So is there any way I can achieve this in Visulization I.e by selecting Hourly as Minimum interval (or any other setting if I am missing something) it will show results for all hrs with their values.

Thanks,

Hi All,

Can someone please reply.

Hi All,

I will try to say this in another way and sorry I should have show below screenshot instead of above,

As you can see I have selected interval as 1h but its not showing all the hours i.e from 0,1,2,3... 23 with their values (i.e if there is no requests for that hour it should display 0 for that hour), In the graph, it is saying @timestamp per hour but displaying it with the duration of 3 hrs in X-axis. It is only showing for the hour where there are hits.

  1. How can we display all the hours of a day with their values in visualisation.

I basically wanted to show graph of total hits segregated by hrs for a day in our frontend but because currently it is showing only for the hour that has data in it, it is becoming challenging.

Thanks,

  1. How can we display all the hours of a day with their values in visualisation.

There's a very detailed guide on creating this visualization in an older discuss post that might be just what you're looking for!
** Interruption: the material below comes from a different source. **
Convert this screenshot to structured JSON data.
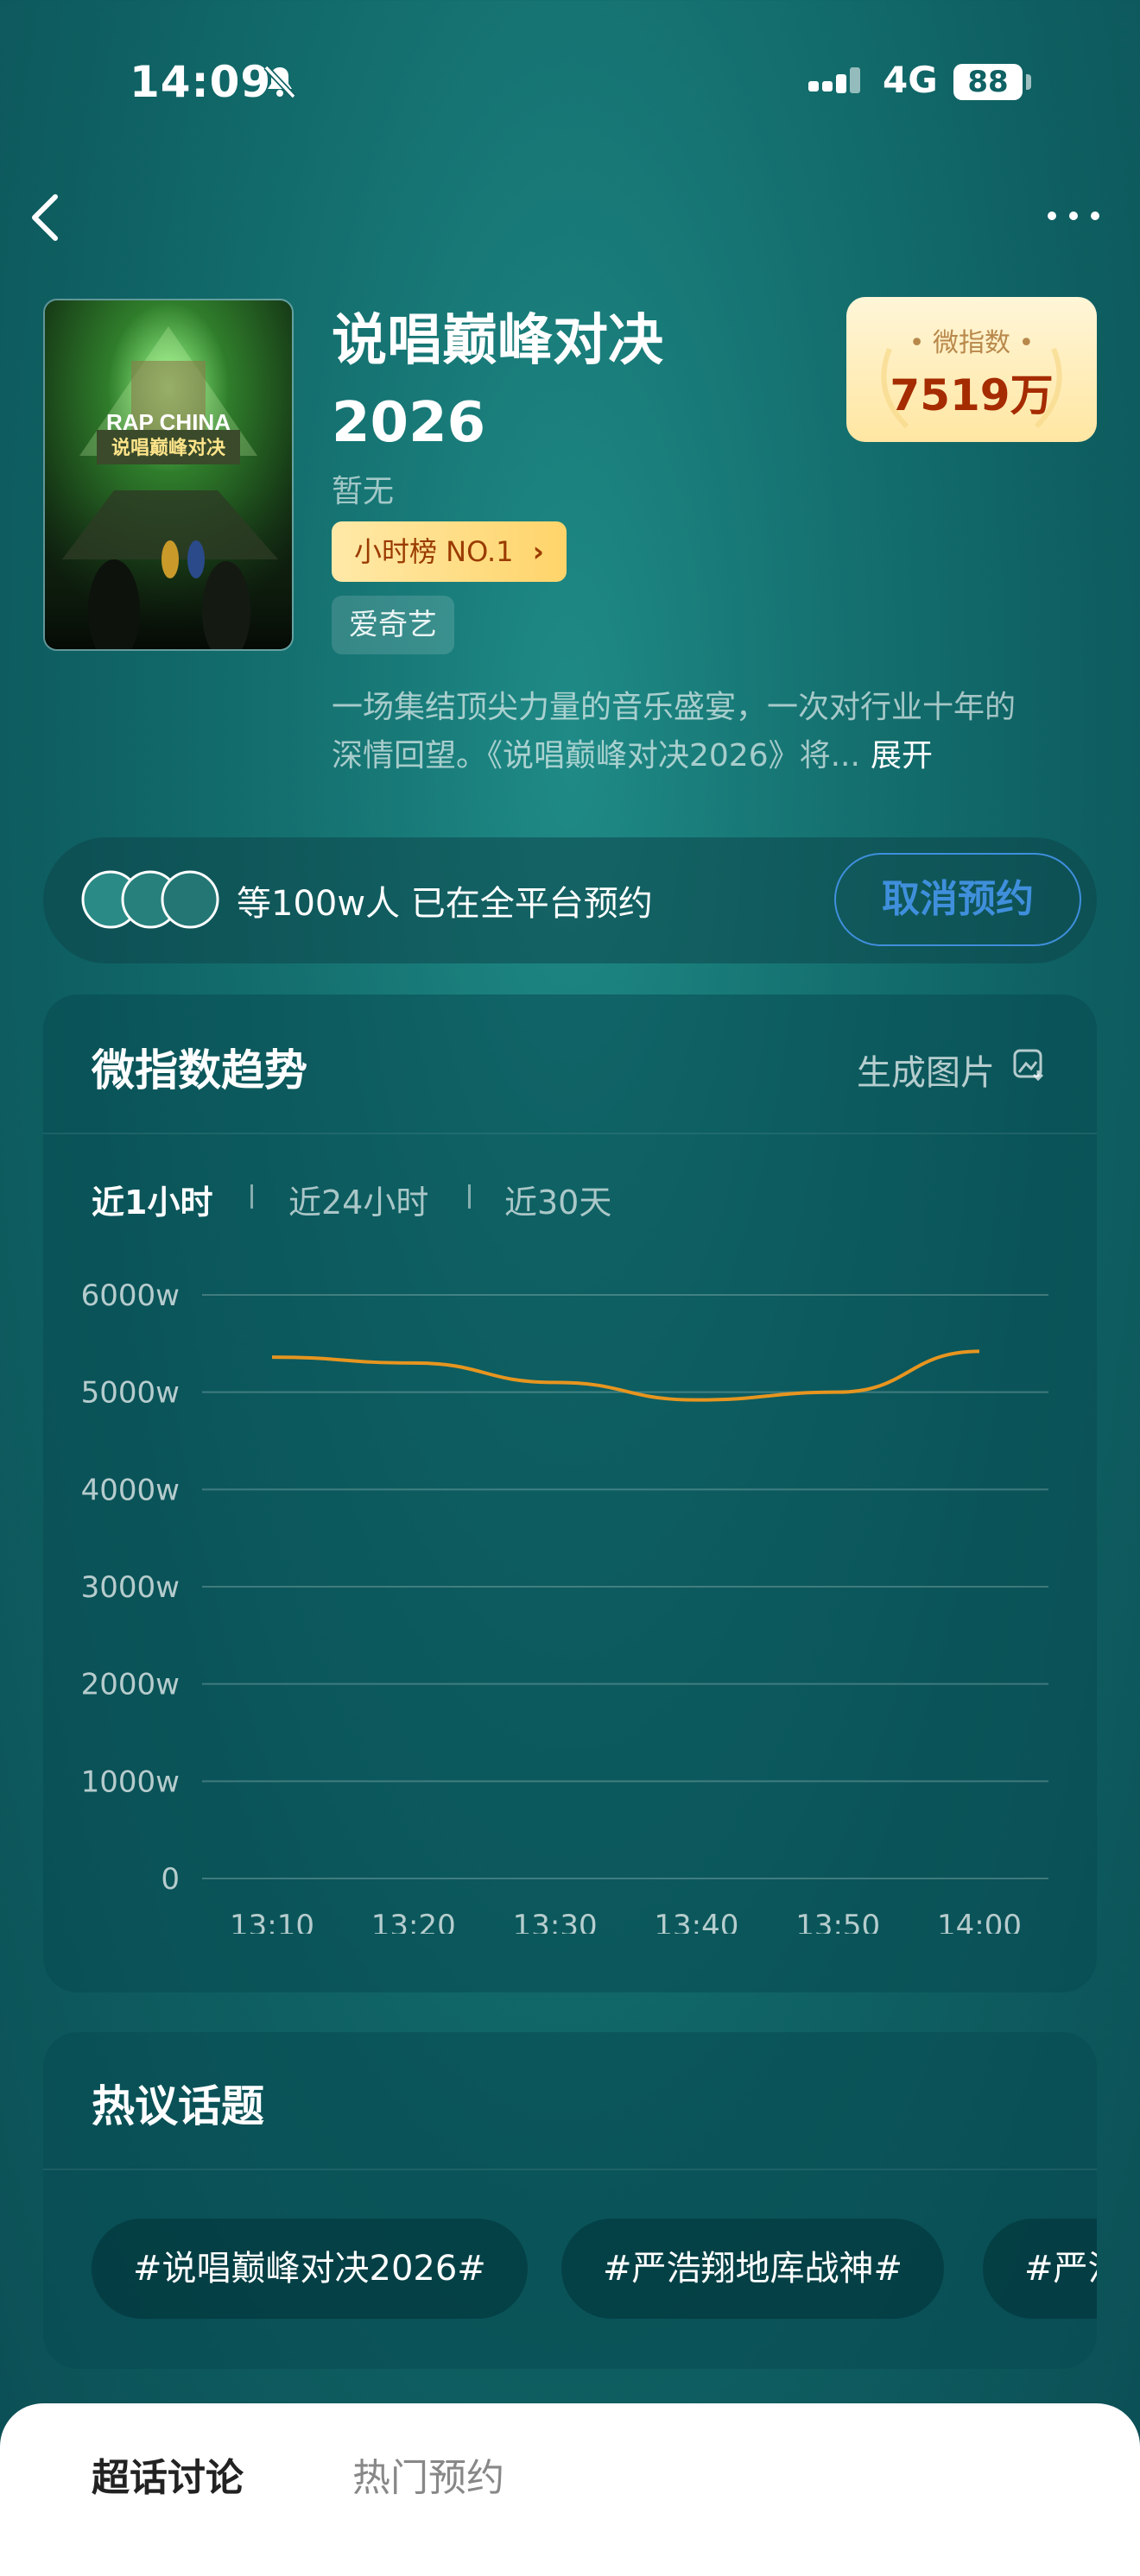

The advice and guidance in that post was given by one of our visualizations developers and I'd struggle to give better advice than that! You'll need to use a different visualization though, using the Time Series Visual Builder (abbreviated as TSVB).

Note that using TSVB is a bit of a learning curve but it is a very powerful visualization builder. There's more info on using it here

@cheiligers, Thanks for your continue reply.

I am able to get the desired results by creating scripted field as doc['@timestamp'].value.hourOfDay and in dashboard using histogram aggregation on that scripted field and by selecting option Show empty buckets and Extends bounds between 0 to 23.

Thanks,